Two failed attempts of speeding up hit finding

ksahlin / strobealign

Aligns short reads using dynamic seed size with strobemers

MIT License

128 stars 16 forks source link

Two failed attempts of speeding up hit finding #335

Closed marcelm closed 10 months ago

marcelm commented 10 months ago

I had gotten the impression that using a hash table to store found hits (before merging them into NAMs) could be inefficient, so I tried to get rid of the hash table in two different ways.

This PR serves merely as documentation; I will close it immediately.

The code currently uses robin_hood::unordered_map<unsigned int, std::vector<Hit>> to store hits.

Commit ede0289 switches this to std::vector<std::vector<Hit>>. This is more than 50% slower overall than using the hash table, presumably because initializing the vector of vectors is slow.
Commit acfb8f3 switches to a "flat" std::vector<Hit>, and then this vector is sorted by reference index within merge_hits_into_nams.

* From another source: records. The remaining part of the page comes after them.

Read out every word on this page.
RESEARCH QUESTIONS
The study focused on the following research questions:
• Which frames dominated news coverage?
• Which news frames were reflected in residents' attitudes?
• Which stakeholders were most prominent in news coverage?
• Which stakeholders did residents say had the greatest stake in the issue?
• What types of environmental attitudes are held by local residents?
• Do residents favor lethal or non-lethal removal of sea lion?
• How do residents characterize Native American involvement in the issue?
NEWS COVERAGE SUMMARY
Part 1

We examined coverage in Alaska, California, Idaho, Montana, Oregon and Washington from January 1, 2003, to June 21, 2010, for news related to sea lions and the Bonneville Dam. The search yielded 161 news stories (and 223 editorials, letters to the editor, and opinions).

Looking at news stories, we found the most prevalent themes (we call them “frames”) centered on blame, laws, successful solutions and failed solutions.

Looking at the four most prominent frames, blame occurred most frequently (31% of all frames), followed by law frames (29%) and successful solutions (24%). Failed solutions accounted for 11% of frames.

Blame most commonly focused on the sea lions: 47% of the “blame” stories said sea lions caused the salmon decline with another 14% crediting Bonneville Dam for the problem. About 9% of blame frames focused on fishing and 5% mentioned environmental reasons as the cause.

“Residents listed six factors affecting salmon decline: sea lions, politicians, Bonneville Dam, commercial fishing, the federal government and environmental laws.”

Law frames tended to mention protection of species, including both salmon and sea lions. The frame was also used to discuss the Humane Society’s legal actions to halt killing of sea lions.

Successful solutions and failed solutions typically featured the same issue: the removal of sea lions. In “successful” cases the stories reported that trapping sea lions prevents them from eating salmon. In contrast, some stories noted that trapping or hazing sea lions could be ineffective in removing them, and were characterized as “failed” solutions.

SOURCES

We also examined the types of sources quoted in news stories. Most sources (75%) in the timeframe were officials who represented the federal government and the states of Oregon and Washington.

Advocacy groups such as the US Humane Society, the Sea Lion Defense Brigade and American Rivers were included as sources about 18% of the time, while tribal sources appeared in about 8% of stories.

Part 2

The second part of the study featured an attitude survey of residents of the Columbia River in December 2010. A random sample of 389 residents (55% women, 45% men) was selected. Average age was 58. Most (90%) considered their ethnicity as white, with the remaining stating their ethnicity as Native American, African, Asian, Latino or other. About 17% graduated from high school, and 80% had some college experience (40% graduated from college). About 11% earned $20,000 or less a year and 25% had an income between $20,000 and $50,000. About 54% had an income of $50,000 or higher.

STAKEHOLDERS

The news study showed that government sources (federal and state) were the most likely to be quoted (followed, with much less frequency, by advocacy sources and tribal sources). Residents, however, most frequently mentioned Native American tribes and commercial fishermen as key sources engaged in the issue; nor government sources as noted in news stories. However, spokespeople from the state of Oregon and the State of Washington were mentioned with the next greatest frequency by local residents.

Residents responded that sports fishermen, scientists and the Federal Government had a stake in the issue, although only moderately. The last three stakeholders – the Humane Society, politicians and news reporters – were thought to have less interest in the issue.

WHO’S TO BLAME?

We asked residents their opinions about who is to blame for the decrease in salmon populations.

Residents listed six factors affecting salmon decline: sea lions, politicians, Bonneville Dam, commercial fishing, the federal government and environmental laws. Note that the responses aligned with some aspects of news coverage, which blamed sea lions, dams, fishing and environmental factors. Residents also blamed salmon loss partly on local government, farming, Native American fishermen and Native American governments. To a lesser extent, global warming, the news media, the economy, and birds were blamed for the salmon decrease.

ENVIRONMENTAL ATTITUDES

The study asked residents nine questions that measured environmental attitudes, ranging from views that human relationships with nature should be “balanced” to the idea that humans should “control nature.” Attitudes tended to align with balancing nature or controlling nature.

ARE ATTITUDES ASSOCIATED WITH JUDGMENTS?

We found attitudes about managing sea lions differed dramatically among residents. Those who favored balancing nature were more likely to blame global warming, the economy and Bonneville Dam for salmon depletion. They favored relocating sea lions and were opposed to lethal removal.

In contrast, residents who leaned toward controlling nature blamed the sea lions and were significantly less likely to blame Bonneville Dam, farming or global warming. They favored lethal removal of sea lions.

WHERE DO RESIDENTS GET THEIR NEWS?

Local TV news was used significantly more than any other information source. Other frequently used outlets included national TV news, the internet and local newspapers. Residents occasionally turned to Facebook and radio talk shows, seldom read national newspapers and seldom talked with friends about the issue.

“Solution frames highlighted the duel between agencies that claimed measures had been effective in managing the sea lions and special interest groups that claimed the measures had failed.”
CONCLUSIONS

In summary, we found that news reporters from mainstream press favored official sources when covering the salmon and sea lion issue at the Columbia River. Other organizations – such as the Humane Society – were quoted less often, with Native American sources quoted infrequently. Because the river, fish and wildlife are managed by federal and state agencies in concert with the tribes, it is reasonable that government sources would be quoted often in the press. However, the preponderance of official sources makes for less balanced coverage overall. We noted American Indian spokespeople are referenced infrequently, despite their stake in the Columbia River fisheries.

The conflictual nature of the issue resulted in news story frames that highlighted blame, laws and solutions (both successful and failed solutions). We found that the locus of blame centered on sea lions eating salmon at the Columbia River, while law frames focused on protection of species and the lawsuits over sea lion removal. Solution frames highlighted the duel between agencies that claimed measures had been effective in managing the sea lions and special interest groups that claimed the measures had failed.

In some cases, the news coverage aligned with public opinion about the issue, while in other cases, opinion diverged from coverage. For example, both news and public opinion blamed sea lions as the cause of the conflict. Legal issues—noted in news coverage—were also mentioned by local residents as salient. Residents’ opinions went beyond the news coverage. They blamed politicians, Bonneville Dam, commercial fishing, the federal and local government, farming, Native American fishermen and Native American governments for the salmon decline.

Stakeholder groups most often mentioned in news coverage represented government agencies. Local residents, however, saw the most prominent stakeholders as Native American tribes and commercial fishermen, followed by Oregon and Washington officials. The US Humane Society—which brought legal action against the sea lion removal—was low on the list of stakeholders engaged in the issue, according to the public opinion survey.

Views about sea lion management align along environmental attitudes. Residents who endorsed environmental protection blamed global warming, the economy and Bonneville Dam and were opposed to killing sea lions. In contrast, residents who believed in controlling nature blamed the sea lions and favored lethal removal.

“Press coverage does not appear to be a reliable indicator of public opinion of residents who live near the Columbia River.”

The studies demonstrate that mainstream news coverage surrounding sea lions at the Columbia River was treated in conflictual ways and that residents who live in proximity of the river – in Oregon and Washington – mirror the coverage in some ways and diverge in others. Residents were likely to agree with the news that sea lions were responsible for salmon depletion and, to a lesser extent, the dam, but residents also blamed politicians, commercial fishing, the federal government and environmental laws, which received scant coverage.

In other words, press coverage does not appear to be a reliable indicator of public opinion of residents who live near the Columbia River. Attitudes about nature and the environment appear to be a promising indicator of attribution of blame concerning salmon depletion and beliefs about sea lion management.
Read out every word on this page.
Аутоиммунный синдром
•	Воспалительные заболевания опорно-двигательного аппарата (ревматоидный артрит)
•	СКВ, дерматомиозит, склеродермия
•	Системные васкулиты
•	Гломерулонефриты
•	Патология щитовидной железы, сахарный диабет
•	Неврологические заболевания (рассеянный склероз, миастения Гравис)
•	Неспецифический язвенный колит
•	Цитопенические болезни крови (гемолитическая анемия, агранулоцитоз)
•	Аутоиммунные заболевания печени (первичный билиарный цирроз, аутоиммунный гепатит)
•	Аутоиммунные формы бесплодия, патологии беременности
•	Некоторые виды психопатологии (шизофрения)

This is just a couple of percent slower.

ksahlin commented 10 months ago

For the second attempt, which you say is close to a tie in speed. Do you think the hits_per_ref.reserve(100); and resizing plays a role here? this line did not change between the two implementations.

That is, with hits_per_ref.reserve(100); the hash table may never require a resize because it has room for 100 unique references (or already over-allocates the vectors a bit)? While a flat vector would exactly allocate 100 items which may need to be resized more often.

marcelm commented 10 months ago

That is, with hits_per_ref.reserve(100); the hash table may never require a resize because it has room for 100 unique references (or already over-allocates the vectors a bit)? While a flat vector would exactly allocate 100 items which may need to be resized more often.

I haven’t measured it, but my gut feeling is that reserve() calls with so small numbers don’t matter. Also, the hash table reserves space only for 100 vectors, but the individual vectors still need to be resized, so perhaps with the hash table, there is even more reallocation.